E tempo di olio nel Lazio. Verde smeraldo o di un corposo giallo-oro, al palato sempre delicato e dal profumo intenso: l’extravergine d’oliva, vera eccellenza del territorio, si appresta a vivere una nuova stagione. Le prime raccolte inizieranno tra poche settimane e promettono una decisa ripresa del settore colpito duramente dalla gelata del 2018.
«Abbiamo voluto anticipare il periodo tradizionalmente scelto per garantirne le qualità, dall’intensità del gusto ai profumi – spiega David Granieri, presidente di Coldiretti Lazio – Sarà un prodotto più costoso, perché raccogliere prima sacrificherà avere olive più piccole e quindi meno quantità, ma ne verrà fuori un olio che varrà di più». Il Lazio ha una produzione storica di 22mila tonnellate l’anno, livelli a cui non sarà facile tornare. Confessa Granieri: «Ci aspettiamo di raccogliere circa 12mila tonnellate», mille in più rispetto al 2019 quando gli ulivi, tra reimpianti e potature, hanno dimezzato la loro resa, servirà tempo per tornare alla normalità: «Tre o quattro anni – osserva – tempo permettendo».
Nel Lazio sono circa 300 i frantoi, con una mano d’opera che varia tra i 400 lavoratori fissi e i 3 mila stagionali. Quattro i marchi DOP presenti nella regione, tre nell’area a Nord di Roma, da oltre un millennio votata all’olivicoltura: Canino DOP, Sabina DOP e Tuscia DOP si distinguono per le decise fragranze del carciofo e della frutta secca. A Sud invece il Colline Pontine DOP ha un forte aroma di pomodoro.
Scendendo sul territorio, quello che tanti chiamano «l’oro della Sabina» ha un’antica tradizione: «E iniziato tutto nel 1915 con il frantoio costruito da mio nonno», conferma Pierluigi Ceccarelli, titolare dell’omonima azienda agricola che si estende per 65 ettari tra le dolci colline di Fara Sabina. Da oltre cento anni producono olio extravergine d’oliva esclusivamente con piante autoctone. Certificato DOP Sabina, quest’anno questa ditta è salita sul podio della XXVII edizione del concorso «Orli del Lazio – Capolavori del gusto».
«Il sapore varia tra la mandorla e il carciofo secondo le annate», fa notare Pierluigi.

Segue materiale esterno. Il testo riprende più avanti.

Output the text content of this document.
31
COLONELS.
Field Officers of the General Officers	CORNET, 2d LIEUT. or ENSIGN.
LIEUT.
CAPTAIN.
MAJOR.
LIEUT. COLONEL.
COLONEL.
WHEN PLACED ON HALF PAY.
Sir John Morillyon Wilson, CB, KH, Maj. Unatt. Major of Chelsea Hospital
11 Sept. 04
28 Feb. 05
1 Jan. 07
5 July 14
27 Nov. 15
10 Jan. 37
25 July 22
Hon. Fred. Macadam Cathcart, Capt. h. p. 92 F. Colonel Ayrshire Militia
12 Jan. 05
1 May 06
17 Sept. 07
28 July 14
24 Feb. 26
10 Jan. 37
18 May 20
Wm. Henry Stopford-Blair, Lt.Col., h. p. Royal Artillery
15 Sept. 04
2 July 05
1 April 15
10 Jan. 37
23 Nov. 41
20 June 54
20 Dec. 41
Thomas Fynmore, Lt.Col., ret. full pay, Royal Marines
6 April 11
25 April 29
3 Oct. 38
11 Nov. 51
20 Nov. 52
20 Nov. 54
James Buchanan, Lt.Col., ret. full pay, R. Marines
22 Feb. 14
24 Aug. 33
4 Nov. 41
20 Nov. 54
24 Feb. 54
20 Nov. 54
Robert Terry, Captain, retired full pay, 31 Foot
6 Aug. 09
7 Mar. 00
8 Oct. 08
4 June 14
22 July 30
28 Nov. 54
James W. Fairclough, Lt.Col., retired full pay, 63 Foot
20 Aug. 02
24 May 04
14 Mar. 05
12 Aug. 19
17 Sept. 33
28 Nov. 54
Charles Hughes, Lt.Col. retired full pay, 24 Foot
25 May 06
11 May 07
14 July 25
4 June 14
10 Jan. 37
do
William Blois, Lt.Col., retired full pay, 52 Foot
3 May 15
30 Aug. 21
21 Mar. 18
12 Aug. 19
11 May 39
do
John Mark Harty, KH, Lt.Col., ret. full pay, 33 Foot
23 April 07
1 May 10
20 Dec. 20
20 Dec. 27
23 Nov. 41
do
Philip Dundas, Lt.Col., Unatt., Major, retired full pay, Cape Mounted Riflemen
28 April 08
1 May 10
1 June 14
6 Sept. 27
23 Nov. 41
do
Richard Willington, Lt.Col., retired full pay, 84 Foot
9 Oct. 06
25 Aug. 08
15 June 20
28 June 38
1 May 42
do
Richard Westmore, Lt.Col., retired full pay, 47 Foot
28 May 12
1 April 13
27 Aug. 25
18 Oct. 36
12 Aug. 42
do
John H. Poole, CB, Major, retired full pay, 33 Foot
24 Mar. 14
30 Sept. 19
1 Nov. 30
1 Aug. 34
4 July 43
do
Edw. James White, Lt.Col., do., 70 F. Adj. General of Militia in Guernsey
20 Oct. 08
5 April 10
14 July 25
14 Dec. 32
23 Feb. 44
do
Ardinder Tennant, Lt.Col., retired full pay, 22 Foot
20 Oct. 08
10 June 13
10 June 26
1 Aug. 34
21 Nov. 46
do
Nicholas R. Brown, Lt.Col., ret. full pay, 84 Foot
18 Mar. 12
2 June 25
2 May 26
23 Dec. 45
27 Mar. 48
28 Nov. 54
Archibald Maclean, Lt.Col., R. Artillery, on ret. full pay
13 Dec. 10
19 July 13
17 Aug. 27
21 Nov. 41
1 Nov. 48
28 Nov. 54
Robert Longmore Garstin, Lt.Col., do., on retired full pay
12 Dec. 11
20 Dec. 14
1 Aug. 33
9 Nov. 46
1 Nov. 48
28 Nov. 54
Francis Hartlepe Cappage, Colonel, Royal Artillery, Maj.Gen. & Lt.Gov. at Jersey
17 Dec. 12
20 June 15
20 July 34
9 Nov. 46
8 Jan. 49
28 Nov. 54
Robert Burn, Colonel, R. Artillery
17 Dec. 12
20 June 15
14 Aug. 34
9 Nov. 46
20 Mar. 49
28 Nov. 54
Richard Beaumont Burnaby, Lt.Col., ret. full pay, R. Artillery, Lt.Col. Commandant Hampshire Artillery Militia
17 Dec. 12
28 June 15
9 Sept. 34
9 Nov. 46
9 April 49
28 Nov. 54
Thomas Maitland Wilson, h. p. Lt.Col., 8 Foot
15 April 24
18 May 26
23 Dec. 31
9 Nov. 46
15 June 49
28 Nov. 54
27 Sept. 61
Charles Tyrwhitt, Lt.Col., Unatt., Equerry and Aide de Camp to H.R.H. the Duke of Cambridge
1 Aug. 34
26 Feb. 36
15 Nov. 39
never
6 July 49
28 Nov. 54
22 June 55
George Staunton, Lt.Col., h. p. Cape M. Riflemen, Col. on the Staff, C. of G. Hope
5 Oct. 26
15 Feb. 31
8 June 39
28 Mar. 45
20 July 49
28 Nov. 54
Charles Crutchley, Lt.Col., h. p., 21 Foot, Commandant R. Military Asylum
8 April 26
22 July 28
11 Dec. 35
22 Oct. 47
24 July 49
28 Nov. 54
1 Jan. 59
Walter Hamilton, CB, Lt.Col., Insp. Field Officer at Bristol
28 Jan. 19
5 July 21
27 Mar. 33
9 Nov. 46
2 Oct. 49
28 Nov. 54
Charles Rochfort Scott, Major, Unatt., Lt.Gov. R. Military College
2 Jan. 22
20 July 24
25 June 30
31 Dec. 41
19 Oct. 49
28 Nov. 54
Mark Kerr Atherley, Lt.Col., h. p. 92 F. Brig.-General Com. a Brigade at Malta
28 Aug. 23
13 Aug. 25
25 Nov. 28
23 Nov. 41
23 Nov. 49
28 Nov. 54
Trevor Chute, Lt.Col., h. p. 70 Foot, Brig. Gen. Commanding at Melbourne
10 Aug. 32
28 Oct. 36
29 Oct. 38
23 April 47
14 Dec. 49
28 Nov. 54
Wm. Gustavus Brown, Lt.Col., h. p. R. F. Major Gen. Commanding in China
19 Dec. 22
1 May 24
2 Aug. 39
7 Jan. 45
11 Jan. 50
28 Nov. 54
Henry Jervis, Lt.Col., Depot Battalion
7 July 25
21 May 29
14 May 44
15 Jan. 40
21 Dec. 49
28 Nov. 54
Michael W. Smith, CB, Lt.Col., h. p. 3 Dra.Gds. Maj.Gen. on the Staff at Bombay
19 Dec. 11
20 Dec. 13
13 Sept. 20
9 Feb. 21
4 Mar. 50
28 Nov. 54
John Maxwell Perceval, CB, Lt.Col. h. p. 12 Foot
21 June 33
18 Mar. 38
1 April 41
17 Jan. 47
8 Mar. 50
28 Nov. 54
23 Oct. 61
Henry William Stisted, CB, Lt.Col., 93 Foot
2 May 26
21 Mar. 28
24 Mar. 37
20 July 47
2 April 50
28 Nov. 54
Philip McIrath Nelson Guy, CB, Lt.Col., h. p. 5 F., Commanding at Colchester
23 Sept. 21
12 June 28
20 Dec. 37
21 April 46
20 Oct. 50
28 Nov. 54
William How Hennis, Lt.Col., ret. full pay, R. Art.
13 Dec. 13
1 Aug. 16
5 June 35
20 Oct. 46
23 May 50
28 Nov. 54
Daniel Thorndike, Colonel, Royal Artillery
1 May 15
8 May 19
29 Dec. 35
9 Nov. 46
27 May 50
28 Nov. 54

Non varia invece il metodo di produzione, attraverso «un decanter di ultima generazione». Nello specifico «la nostra è un’estrazione a freddo senza aggiunta di acqua – precisa -. Il meglio che si può trovare sul mercato». Da Rieti alla Tuscia la produzione si basa su qualità apprezzate anche dal mercato internazionale: «Esportiamo le nostre bottiglie nel Nord Europa e in Giappone fatturando 35omila euro l’anno», rivela Laura De Farri, titolare nel viterbese dell’azienda agricola Cerrosughero. Il suo olio è il «miglior DOP» secondo la guida Oli d’Italia del Gambero Rosso. Ma quali sono le sue caratteristiche? «E un Canino al 70%, fruttato medio, molto versatile: si abbina bene ad una grande quantità di piatti», lo descrive l’imprenditrice.
Non è l’unica azienda del territorio ad essersi aggiudicata uno tra i Premi Speciali 2020 della nota casa editrice specializzata in enogastronomia: è tra i Monti. Ernici il “miglior frantoio” dell’azienda agricola biologica Quattrociocchi. In campo nell’olivicoltura anche giovani talenti: Igor Antoniani, grafico 32enne, due anni fa ha deciso di trasferirsi sulle colline pontine per dare vita all’azienda agricola «Mater Olea». «Abbiamo a disposizione le varietà di olive Itrana, Frantoio, Sivigliana e Leccino. Con queste cerchiamo di fare un olio il più equilibrato possibile», spiega l’agricoltore. Ne risulta un prodotto d’eccellenza riconosciuto in tutto il mondo, come dimostrano i diversi premi vinti: dal Japan Olive Oil Prize all’Avpa Paris. E in questa nuova avventura Igor ha voluto portare qualcosa del suo vecchio lavoro: «Le bottiglie le ho disegnate io, così come il logo», una madre natura stilizzata coronata da foglie d’ulivo.